The TikTok logo is pictured outside the company’s U.S. head office in Culver City, California, U.S., September 15, 2020. 

Mike Blake | Reuters

TikTok is starting to automatically label videos and images made with artificial intelligence, the company said on Thursday.

AI-generated content on the app will now be tagged with “Content Credentials,” a digital watermarking technology from the Coalition for Content Provenance and Authenticity, TikTok said in a press release.

“Content Credentials attach metadata to content, which we can use to instantly recognize and label [AI-generated content],” TikTok said. “This capability started rolling out today on images and videos, and will be coming to audio-only content soon.”

TikTok already labels content made with its in-app AI effects and requires creators to label any content they produce containing realistic AI. This latest move will expand automatic labeling to AI-generated content uploaded from other platforms.
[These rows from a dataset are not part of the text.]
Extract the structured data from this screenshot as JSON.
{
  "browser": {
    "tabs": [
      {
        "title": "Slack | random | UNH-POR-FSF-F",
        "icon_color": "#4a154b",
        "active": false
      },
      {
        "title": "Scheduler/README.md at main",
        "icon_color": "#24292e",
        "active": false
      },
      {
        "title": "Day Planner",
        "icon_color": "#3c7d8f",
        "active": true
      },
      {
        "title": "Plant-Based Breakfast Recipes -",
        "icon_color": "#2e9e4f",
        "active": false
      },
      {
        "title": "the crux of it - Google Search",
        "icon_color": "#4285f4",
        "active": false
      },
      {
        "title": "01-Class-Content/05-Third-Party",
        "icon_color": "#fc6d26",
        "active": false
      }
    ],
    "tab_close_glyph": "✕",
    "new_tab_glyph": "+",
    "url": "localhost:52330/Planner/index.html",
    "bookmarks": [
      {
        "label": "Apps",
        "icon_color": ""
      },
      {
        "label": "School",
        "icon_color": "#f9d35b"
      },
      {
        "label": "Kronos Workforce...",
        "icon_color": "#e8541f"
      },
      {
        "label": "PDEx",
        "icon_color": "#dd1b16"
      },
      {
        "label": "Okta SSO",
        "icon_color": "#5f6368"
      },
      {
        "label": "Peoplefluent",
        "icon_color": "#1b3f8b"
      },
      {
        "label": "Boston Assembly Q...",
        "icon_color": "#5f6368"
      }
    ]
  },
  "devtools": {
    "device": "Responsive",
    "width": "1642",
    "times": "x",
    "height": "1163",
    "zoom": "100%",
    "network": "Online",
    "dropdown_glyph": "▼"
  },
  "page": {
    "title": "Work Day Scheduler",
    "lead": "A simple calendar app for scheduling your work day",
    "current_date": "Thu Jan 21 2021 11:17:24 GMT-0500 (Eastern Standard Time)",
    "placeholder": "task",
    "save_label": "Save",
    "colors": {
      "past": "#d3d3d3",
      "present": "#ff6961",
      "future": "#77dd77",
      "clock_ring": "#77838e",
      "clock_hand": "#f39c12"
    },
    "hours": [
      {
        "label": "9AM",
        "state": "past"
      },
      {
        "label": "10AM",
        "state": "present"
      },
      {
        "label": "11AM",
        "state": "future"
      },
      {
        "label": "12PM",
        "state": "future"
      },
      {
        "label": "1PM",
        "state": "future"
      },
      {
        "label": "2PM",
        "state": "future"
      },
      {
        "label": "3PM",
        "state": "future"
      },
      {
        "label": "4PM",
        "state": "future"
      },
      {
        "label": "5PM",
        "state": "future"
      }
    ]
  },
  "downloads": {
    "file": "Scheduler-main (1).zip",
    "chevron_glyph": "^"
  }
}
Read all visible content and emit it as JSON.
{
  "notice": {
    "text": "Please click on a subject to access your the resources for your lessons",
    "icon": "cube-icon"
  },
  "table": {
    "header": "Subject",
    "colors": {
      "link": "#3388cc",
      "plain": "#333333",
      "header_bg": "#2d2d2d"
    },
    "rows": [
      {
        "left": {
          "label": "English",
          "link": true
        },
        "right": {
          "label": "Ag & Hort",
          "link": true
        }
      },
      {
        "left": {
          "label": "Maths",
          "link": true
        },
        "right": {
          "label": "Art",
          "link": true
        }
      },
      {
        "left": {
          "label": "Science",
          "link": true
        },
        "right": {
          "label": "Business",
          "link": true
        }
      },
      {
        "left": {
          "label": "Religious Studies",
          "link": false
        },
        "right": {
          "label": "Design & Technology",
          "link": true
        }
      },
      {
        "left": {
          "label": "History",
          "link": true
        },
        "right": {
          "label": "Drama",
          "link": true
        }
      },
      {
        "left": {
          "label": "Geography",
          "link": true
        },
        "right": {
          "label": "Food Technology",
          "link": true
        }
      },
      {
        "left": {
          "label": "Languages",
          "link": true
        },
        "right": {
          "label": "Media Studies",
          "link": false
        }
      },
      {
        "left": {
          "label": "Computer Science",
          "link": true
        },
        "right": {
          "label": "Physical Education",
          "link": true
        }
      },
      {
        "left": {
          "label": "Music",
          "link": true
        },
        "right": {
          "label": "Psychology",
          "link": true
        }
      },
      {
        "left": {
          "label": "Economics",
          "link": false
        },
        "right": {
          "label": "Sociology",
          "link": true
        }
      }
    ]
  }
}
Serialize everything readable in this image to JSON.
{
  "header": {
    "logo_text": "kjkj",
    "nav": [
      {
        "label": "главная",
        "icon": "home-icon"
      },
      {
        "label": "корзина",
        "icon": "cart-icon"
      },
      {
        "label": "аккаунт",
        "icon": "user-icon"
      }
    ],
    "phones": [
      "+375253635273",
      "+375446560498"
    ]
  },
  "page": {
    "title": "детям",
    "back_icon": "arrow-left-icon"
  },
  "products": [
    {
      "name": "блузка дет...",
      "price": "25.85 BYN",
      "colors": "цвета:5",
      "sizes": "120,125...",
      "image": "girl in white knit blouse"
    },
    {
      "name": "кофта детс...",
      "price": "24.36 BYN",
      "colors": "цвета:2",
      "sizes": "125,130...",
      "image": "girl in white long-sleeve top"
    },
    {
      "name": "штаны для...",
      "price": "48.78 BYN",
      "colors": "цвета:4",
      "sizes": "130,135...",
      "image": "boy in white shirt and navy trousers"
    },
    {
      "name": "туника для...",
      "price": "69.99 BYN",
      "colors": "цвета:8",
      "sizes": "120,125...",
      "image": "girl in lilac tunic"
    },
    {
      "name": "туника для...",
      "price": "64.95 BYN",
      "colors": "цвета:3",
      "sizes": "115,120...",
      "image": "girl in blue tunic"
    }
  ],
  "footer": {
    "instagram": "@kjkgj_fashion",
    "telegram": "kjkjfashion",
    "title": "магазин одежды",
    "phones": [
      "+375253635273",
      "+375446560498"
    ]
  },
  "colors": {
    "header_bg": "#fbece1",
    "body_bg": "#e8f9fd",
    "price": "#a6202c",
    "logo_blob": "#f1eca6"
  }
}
The update comes as lawmakers and experts warn of the threat AI could pose in the upcoming 2024 election, fearing a rise in deepfakes and misinformation.

TikTok also announced it will join the Content Authenticity Initiative, an Adobe-led group focused on establishing standards to make the digital production of an image, video or audio clip transparent and traceable across the industry.

In February, TikTok was one of 20 leading tech companies that committed to combat AI misinformation in this year’s election cycle. Microsoft, Meta, Google, Amazon and OpenAI also signed the pact.

TikTok’s future in the U.S. is uncertain after President Joe Biden signed legislation in April that gives parent company ByteDance nine months to sell the app or face a ban in the U.S. TikTok has since sued the U.S. government, arguing the law violates the First Amendment.